Dinny still feels like the odd one out, even now that all the odd ones are collected together. There are dark shadows lurking behind Pippin's eyes when he watches the fire burn down in the grate, and a shake in Merry's hands as he strikes a match to light his pipe. And Stel never talks about the dark days when Sharkey was in charge, when her beloved brother was whipped and starved, and their pretty things smashed on the ground, but there are places on her body that even Dinny isn't to touch, and old songs that are never sung anymore.

But Dinny's just plain Dinny, playing cubby games with her lovely little Meli girl (named for one of Estella's sundry labels) and Stel's sweet sturdy little Molly. Farry and Borry are growing up fast as magic beanstalks, in Merry's words, and look as if they'll be fair and tall as their fathers.

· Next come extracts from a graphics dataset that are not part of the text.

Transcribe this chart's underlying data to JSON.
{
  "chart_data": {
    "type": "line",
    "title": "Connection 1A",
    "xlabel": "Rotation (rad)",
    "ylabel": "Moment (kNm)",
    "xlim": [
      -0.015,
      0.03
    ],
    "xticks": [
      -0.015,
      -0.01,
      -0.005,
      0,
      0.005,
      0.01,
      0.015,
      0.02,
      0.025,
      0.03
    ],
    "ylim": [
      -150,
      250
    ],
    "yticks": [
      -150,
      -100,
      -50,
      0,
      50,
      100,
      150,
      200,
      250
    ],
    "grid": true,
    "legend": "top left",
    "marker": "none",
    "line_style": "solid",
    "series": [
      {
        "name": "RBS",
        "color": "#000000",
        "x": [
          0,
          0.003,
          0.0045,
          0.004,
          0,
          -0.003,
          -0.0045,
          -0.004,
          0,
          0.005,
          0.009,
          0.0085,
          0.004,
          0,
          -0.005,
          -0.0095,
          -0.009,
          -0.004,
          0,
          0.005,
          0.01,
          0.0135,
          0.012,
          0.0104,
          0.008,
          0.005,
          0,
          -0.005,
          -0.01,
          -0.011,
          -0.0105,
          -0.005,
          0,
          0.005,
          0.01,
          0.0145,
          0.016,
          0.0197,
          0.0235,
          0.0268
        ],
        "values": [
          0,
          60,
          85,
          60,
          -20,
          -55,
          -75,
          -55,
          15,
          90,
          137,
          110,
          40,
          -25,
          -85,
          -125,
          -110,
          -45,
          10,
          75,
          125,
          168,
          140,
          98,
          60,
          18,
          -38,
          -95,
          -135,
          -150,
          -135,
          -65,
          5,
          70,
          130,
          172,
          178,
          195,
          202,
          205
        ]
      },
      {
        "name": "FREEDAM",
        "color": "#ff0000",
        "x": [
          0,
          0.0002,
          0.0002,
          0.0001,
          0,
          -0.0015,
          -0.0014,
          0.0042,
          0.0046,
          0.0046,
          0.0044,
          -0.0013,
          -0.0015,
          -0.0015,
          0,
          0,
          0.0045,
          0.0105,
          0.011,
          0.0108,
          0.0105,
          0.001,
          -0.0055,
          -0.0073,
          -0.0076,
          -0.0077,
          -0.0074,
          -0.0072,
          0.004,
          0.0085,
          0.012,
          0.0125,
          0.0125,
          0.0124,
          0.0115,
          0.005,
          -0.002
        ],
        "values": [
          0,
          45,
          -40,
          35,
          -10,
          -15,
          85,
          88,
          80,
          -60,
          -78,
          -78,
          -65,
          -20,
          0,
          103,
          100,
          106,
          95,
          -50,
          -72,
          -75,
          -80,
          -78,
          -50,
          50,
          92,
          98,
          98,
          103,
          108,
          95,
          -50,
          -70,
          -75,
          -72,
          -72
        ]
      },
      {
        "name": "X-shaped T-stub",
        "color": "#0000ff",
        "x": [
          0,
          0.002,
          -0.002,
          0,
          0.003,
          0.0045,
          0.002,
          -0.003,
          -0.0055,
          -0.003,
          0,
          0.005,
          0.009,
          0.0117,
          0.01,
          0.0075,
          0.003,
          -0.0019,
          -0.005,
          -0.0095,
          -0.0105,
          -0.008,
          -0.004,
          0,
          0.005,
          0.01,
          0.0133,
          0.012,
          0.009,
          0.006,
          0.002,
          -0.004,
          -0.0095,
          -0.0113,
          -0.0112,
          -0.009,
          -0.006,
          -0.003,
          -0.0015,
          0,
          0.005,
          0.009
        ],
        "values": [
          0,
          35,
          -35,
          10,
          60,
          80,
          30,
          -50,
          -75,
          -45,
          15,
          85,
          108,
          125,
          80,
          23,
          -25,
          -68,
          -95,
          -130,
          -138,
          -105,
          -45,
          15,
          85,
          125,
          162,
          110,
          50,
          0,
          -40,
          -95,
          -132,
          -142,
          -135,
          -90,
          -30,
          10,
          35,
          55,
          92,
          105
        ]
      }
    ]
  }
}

Dinny never expected to fall in love with Pippin, though she finds it less difficult to believe that Diamond and Peregrin are matched. On the surface they make a handsome couple, and Dinny finally feels properly small when she stands next to him. It was supposed to be a joke, after all, an excuse to put on big parties (as if they needed an excuse to begin with). Estella would wed Merry, and Dinny would take Pippin's name.

As time went on, though, it became clearer and clearer that there was something in each of them that the others needed. Stel and Merry spar with words, back and forth and bawdy and clever. Pippin and Dinny dig pearly shells out of the silty dirt of the riverbank and display them on the shelves at home. It isn't Merry and Estella's way to think about things like that, or, if they do think it, they don't say so. Pippin seems to understand, though.

"It's new things and old things, isn't it? You love the old things but sometimes you need new things too, or you'll just remember all the sad parts that go with the old things," is about as good as she can manage as an explanation.

A lot of people were very relieved when Merry and Estella announced they were going to marry, and even more when Dinny and Pippin made a similar declaration a few days later. It seemed to the world as if silly youthful love affairs were being put aside in favour of something more sensible. Of course, it wasn't really like that at all. Dinny lies with Stel as often as she lies with Pippin, and on one memorable occasion she and Merry tried to make a go of it. It was a terrible mess of bumped noses and fumbling hands, because they're both the type to prefer to do the leading. In the end they gave up and read to each other from the swashbuckling tales favoured by Merry's mother, putting on voices and flourishes where the text demanded them.

For the most part, their lives are good and light. The children are bonny and happy, the wives are sensible and kind, and the husbands proud and noble. And all of them are strange as tomatoes hiding in with apples, though this is not a bad thing in any way.